You Have Cancer

This is the first time I have written any part of my cancer story. It’s not perfect; in fact, it’s far from it. It’s also long. If you have been to therapy before, you know that the first time we speak or write a story that is based in traumatic experience, we are sometimes surprised. This is pretty personal. I am telling this story because I know there are people out there who have had this experience, or have a good friend or family member who has, and maybe this will help you understand. Maybe you won’t feel alone (you’re not). I also hope it may help you or a loved one advocate for yourself. Our bodies know things; mine did, and I’m glad I learned how to listen.

I graduated from the University of Michigan at the end of April, 2007. My parents and best friend Julayne attended the ceremony, and we had family over for cake afterwards. We spent time on the back deck in the sun, enjoying each others’ company. I had been burning the candle at both ends for weeks leading up to graduation, finishing requirements for my last-minute double major, coordinating the art show for the sexual assault prevention agency I worked for, and enjoying the fact that I was 21 and there were certain privileges that went with that fact. So as my family and I celebrated at our house, I wasn’t very surprised when I became overwhelmed with exhaustion and needed to take a nap. It wasn’t like me, but I figured my nervous system was finally able to relax for the first time in months. So I napped for a while then carried on with my life, like you do when you’re 21 and you don’t really know yet what it means to take care of yourself or listen to your body. Unfortunately for me, I learned these lessons in a really hard way.

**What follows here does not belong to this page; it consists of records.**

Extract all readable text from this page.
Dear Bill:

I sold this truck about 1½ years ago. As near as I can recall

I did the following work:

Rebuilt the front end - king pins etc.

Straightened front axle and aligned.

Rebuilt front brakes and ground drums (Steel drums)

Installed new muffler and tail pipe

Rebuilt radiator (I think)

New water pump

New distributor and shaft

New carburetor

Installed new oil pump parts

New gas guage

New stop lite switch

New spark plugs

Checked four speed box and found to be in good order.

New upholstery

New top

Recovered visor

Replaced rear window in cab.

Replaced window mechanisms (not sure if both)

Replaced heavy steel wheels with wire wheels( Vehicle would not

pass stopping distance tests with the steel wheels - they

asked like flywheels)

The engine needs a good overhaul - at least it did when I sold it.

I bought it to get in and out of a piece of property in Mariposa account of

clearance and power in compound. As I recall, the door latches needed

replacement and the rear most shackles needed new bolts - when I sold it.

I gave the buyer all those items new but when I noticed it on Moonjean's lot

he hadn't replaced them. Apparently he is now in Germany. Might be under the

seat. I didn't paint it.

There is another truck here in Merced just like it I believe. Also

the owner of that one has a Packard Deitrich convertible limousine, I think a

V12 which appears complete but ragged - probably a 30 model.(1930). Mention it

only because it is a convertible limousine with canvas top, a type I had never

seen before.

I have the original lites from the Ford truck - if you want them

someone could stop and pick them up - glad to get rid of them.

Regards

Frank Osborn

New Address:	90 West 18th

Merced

I was planning and packing and preparing for a huge move: in September, I would pack up my car and drive across the country to Seattle, Washington for graduate school. I was excited and terrified, but mostly excited. I had already signed a lease for an apartment, chosen my courses, and obtained student loans. This was happening!

It was happening until it wasn’t. I was driving home from work one day in a very stressful traffic situation, and began to feel pain under my arm. When I finally made it home, I examined myself in the mirror and saw a protruding lump. I immediately panicked and went to the urgent care in my small hometown. The doctor there said it was probably nothing, maybe an infection, and prescribed antibiotics. He told me if it didn’t go away in 3 days, to call my regular doctor. I told him I didn’t think it was an infection, but he insisted. We went home.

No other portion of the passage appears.